Combining contrastive learning and masked language modeling for self-supervised speech pre-training

Motivated by the success of masked language modeling (MLM) in pre-training pure language processing fashions, the builders suggest w2v-BERT that explores MLM for self-supervised speech illustration studying.

w2v-BERT is a framework that mixes contrastive studying and MLM, the place the previous trains the mannequin to discretize enter steady speech alerts right into a finite set of discriminative speech tokens, and the latter trains the mannequin to study contextualized speech representations through fixing a masked prediction job consuming the discretized tokens.
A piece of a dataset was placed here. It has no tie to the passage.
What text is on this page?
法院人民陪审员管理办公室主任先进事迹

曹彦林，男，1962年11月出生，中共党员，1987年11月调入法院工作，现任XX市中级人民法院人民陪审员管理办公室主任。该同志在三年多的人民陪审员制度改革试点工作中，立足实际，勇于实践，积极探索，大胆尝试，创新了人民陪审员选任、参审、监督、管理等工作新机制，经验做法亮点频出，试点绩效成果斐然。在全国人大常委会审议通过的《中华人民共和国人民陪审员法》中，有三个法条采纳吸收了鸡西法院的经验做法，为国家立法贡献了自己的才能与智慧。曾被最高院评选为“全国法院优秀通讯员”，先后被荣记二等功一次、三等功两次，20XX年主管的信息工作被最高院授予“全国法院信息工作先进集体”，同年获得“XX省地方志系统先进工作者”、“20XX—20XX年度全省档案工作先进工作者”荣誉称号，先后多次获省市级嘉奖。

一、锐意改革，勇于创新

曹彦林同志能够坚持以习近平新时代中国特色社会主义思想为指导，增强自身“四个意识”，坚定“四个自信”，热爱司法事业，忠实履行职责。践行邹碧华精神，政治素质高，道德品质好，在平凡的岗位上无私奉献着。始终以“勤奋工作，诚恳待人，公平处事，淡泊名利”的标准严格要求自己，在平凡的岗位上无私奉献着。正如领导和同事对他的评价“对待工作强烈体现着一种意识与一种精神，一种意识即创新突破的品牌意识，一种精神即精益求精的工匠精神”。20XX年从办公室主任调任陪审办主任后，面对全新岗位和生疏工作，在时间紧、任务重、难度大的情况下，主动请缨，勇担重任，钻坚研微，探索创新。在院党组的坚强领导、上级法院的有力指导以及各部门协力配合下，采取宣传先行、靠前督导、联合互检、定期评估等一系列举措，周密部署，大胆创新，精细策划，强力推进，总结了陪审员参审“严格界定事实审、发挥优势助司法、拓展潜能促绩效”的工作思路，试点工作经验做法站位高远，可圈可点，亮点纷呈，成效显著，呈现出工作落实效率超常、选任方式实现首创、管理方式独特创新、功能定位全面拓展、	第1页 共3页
In distinction to current MLM-based speech pre-training frameworks equivalent to HuBERT, which depends on an iterative re-clustering and re-training course of, or vq-wav2vec, which concatenates two individually educated modules, w2v-BERT could be optimized in an end-to-end style by fixing the 2 self-supervised duties (the contrastive job and MLM) concurrently.

The experiments present that w2v-BERT achieves aggressive outcomes in comparison with present state-of-the-art pre-trained fashions on the LibriSpeech benchmarks when utilizing the Libri-Mild~60k corpus because the unsupervised information.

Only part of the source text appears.